Wednesday, Sep 30, 2009
On October 13, 2008, a visitor came to the visitor center desk with several pieces of bone and leather he had found near the Cornfield Trail on the David. R. Miller Farm at Antietam National Battlefield. The items initially turned in included a jaw fragment containing teeth, several bones, and a fragment of leather found at the opening of a groundhog (woodchuck) burrow. The exact location was not identified, so park staff searched the area based on the description provided.
Among the many groundhog burrows in the field, one was located that had several smaller pieces of bone and leather around the opening. Information regarding the initial and subsequent findings and location were protected until a full archeological investigation could be completed. During the time between the discovery and archeological investigation, the woodchuck was trapped and relocated and additional materials that had surfaced were recovered and secured separately until a determination was made whether we were dealing with one or more unmarked graves. Incorporated below is the latest briefing statement prepared by Stephen R. Potter, Ph.D. with the National Capital Region’s Archeology Program.

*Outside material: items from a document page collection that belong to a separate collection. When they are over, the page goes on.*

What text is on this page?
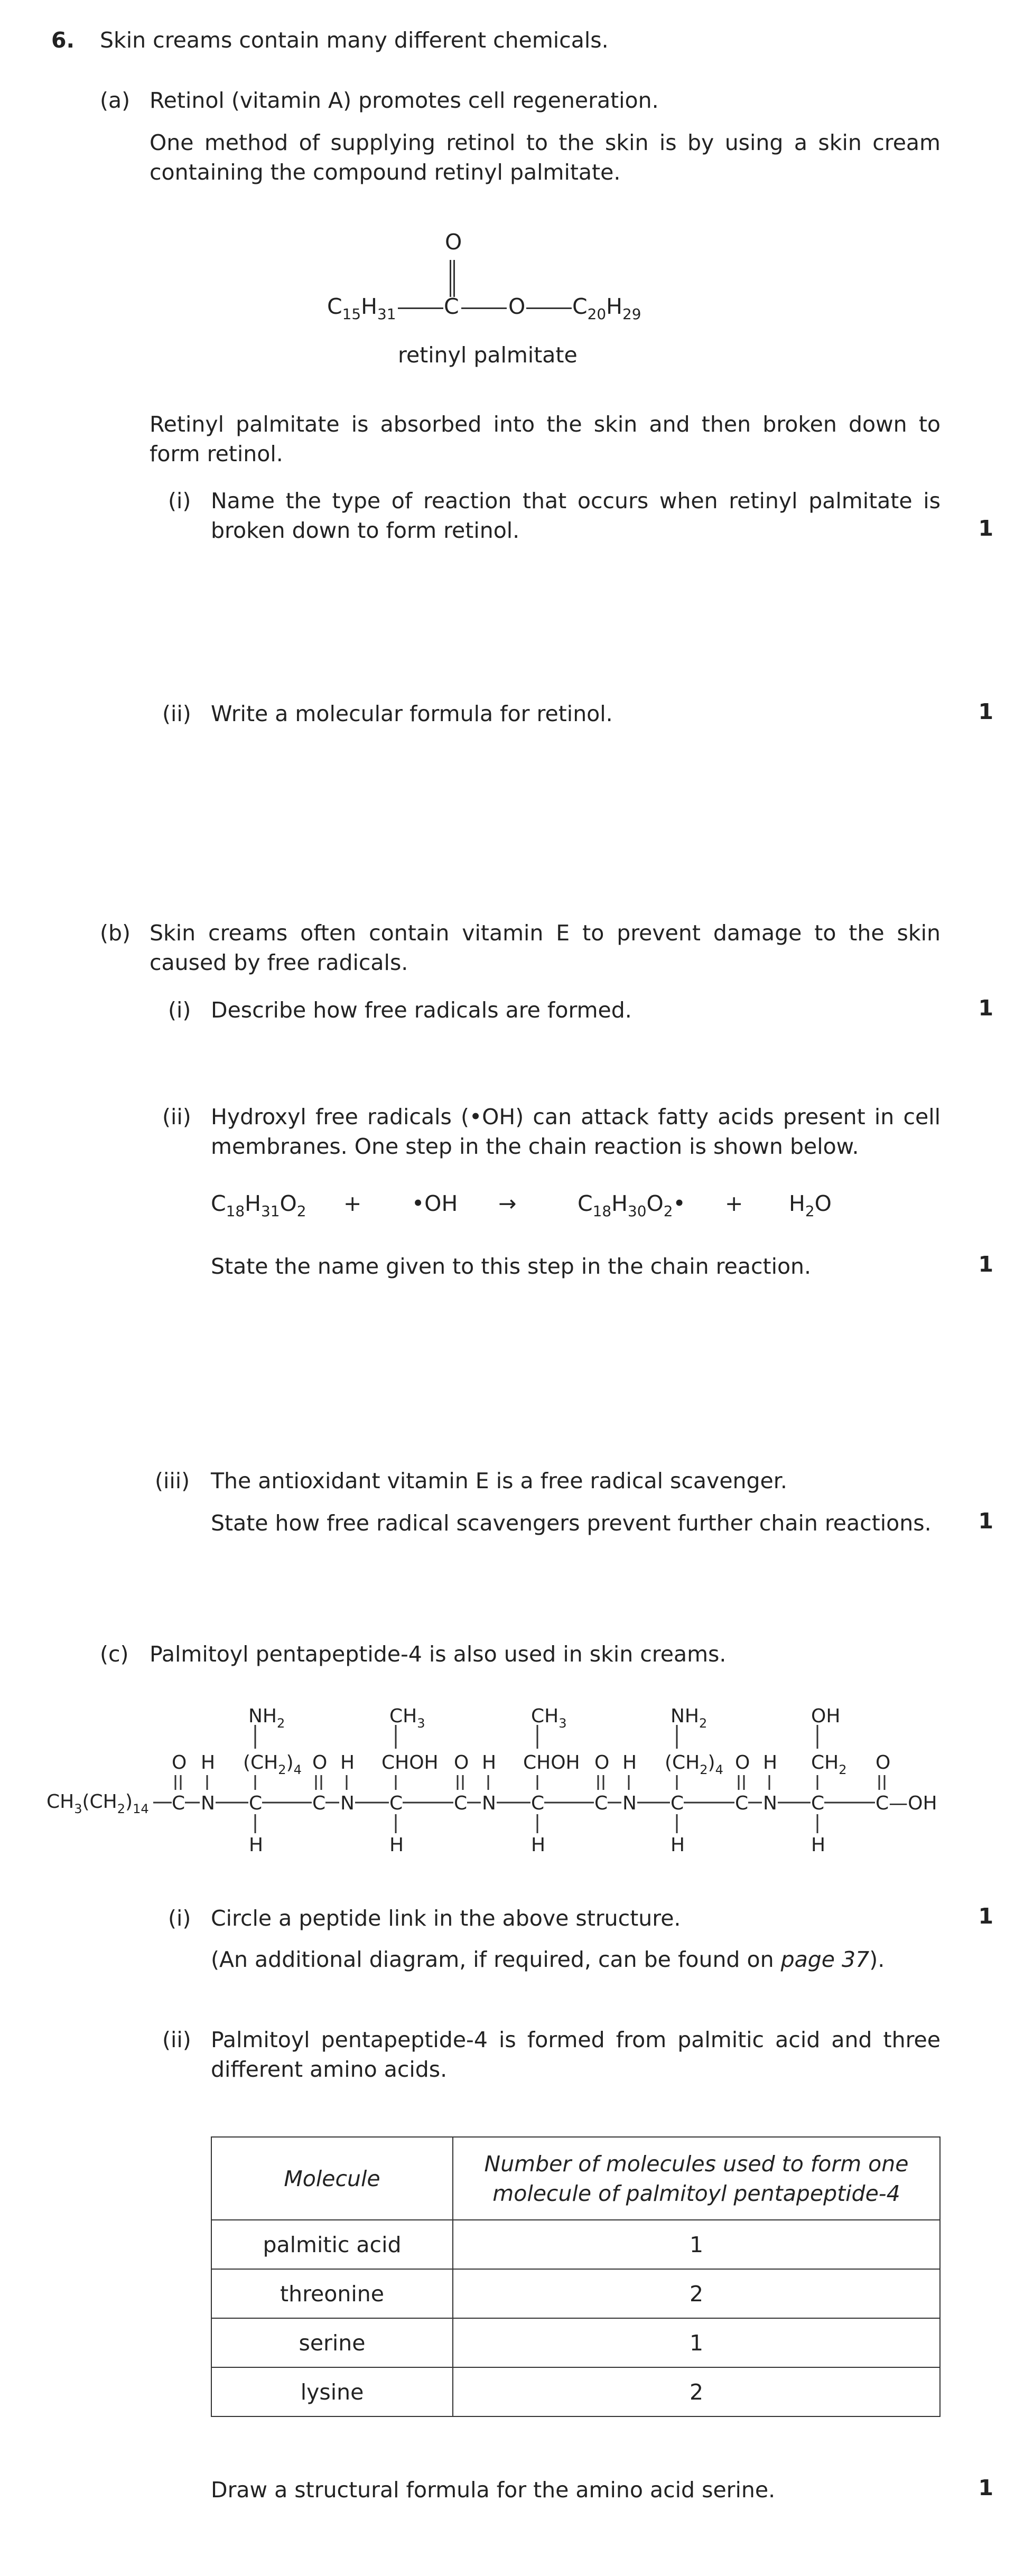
6. Skin creams contain many different chemicals.
(a) Retinol (vitamin A) promotes cell regeneration.
One method of supplying retinol to the skin is by using a skin cream containing the compound retinyl palmitate.
O
$C_{15}H_{31}$ C O $C_{20}H_{29}$
retinyl palmitate
Retinyl palmitate is absorbed into the skin and then broken down to form retinol.
(i) Name the type of reaction that occurs when retinyl palmitate is broken down to form retinol.	1
(ii) Write a molecular formula for retinol.	1
(b) Skin creams often contain vitamin E to prevent damage to the skin caused by free radicals.
(i) Describe how free radicals are formed.	1
(ii) Hydroxyl free radicals (•OH) can attack fatty acids present in cell membranes. One step in the chain reaction is shown below.
$C_{18}H_{31}O_2$ + •OH →	$C_{18}H_{30}O_2• + H_2O$
State the name given to this step in the chain reaction.	1
(iii) The antioxidant vitamin E is a free radical scavenger.
State how free radical scavengers prevent further chain reactions. 1
(c) Palmitoyl pentapeptide-4 is also used in skin creams.
$CH_3(CH_2)_{14}$
O	O	O	O	O	O
C N C	C N C	C N C	C N C	C N C	C—OH
H	H	H	H	H
H	H	H	H	H
$NH_2$
$(CH_2)_4$
$CH_3$
CHOH
$CH_3$
CHOH
$NH_2$
$(CH_2)_4$
OH
$CH_2$
(i) Circle a peptide link in the above structure.	1
(An additional diagram, if required, can be found on page 37).
(ii) Palmitoyl pentapeptide-4 is formed from palmitic acid and three different amino acids.
Molecule	Number of molecules used to form one molecule of palmitoyl pentapeptide-4

palmitic acid	1
threonine	2
serine	1
lysine	2
Draw a structural formula for the amino acid serine.	1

During the period from December 1-3, 2008, National Park Service archeologists Stephen R. Potter, Ph.D., Marian Creveling, Karen Orrence, and Bob Sonderman of the Regional Archeology Program, National Capital Region, conducted excavations at the site of a previously unknown and unmarked battlefield burial. The battlefield burial was brought to the attention of Antietam National Battlefield personnel on October 13, 2008, by a park visitor who discovered 4 bones, a jaw fragment containing 4 teeth, and a piece of leather at the mouth of a ground hog burrow. Subsequent investigations by park and regional staff determined that ground hogs had disturbed an unmarked soldier’s grave in the northern portion of the park, on the historic David R. Miller farm. As a result, the Superintendent and the Regional Archeologist made arrangements to excavate, record, and exhume the remainder of the battlefield burial, and any associated artifacts, in order to learn as much as possible about the soldier.
He was a Union soldier fighting in a veteran New York State regiment that had seen hard campaigning, judging by the replacement of 4 of the New York State Excelsior buttons on the front of his coat or jacket with US general service buttons. Seven coat buttons (3 New York State Excelsior buttons and 4 US general service buttons) were recovered, along with 2 New York State cuff buttons from the area of the left sleeve. The 2 New York cuff buttons tell us that this was a New York state-issued coat or jacket and not Federal issue. In addition, 6 tin-washed, 4-hole, iron trouser buttons, used to attach suspender straps, were found. The dark stain of the lower portion of a leather suspender strap and a badly corroded, iron suspender adjuster were recorded in the field, to the left of where a line of 3 coat buttons was discovered. A US waist belt plate, with oval studs on the back (the so-called puppy-paw back, an early war issue), was still attached to a portion of the leather belt, which the brass front of the buckle helped to preserve by precipitating cupric salts into the soil surrounding it.
The New York State soldier was a young man, between 17 and 19 years of age, when he was killed in action on September 17, 1862. Open, well-defined suture lines of the cranial (or skull) bones, the partial eruption of the third molar or wisdom tooth, and an unfused, distal head to the right femur (thigh bone) provide the basis for estimating his age at the time of death. He was buried in a very shallow grave, probably no deeper than 16 to 18 inches. Over time, agricultural activity, combined with recent ground hog activity, severely disturbed his gravesite and skeletal remains. NPS archeologists recovered 401 fragments from 24 different bones out of a total of 206 in the adult human skeleton—most of them coming from the skull and both legs and feet. It is hoped that ongoing forensic and historical research may, yet, provide more details about this young soldier.
After the preliminary report and press releases in January 2009, Superintendent J.W. Howard was contacted by several groups interested in assisting with the proper reburial of the remains and artifacts. After a contact was received from the Director of the New York State Military Museum & Veterans Research Center in Saratoga Springs, NY, a decision was made to have the remains returned to New York for interment in the Gerald B.H. Solomon Saratoga National Cemetery, which is administered by the U.S. Department of Veterans Affairs, National Cemetery Administration.
A transfer ceremony was held on September 15, 2009, at the Antietam National Cemetery, as part of Operation: Returning Home, which was coordinated by the New York State Military Museum, Military Forces Honor Guard – NYANG, and the National Park Service-Antietam National Battlefield. The New York contingent provided a period coffin to hold the remains of the unknown soldier. The remains were initially placed in a smaller repository box crafted by Antietam carpenters Lynn Keener and George Slifer out of wood from a black walnut tree that had fallen on the Mumma Farm at Antietam NB. Antietam rangers served as pallbearers and transferred the soldier’s remains to the New York Honor Guard. Operation: Returning Home then continued for the trip to New York with stops at the Duffy Chapel at Camp Smith on September 15, the Saratoga Military Museum on September 16, followed by the funeral on September 17. The NPS was represented at the funeral by staff from Saratoga NHP.